Kritische Schwachstelle in Unisoc-Chips von Motorola gefunden

  • Das auf Cyber-Bedrohungen spezialisierte Unternehmen Checkpoint Research (CPR) hat eine kritische Sicherheitslücke in den Unisoc Tiger T700-Chips entdeckt, die in den Motorola-Smartphones Moto G20, E30 und E40 zum Einsatz kommen.

    Die Komponenten, die aufgrund weltweiter Engpässe die MediaTek-Chips in den genannten Geräten ersetzt haben, wurden aufgrund einer Stapelüberlaufschwachstelle als Bedrohungsvektoren markiert.

    Aufgrund der Schwachstelle wurde festgestellt, dass die Smartphones nicht überprüfen, ob der Verbindungshandler des Modems eine gültige IMSI oder eine ähnliche Teilnehmer-ID liest, wenn sie sich mit einem LTE-Netz verbinden.
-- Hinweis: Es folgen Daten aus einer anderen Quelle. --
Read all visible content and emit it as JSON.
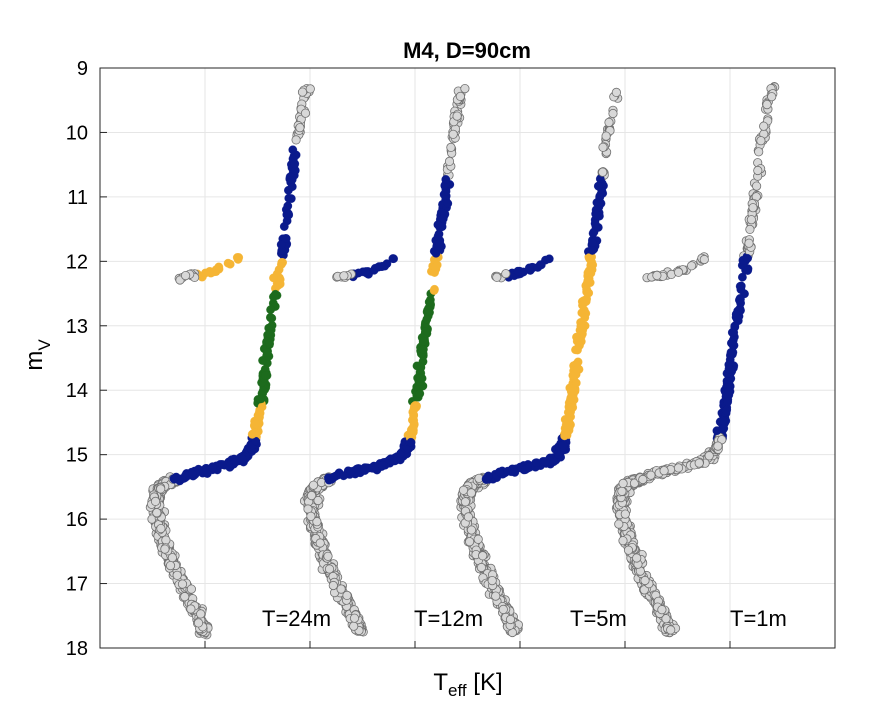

    Aus diesem Grund las der Handler ein nullstelliges Feld und verursachte einen Stapelüberlauf, der den Benutzer an der Nutzung des LTE-Netzes hindern und für einen Denial-of-Service-Angriff (DoS) oder die Ausführung von Remotecode ausgenutzt werden konnte.

    Weitere Informationen über die Schwachstelle wurden von CPR in einem eigenen Bericht veröffentlicht, in dem das Unternehmen erklärte, dass es die Ergebnisse im Mai 2022 an Unisoc weitergegeben hat.

    „In dieser Studie hat CPR eine schnelle Analyse des Unisoc-Basisbandes durchgeführt, um einen Weg zu finden, Unisoc-Geräte aus der Ferne anzugreifen“, heißt es in dem Bericht.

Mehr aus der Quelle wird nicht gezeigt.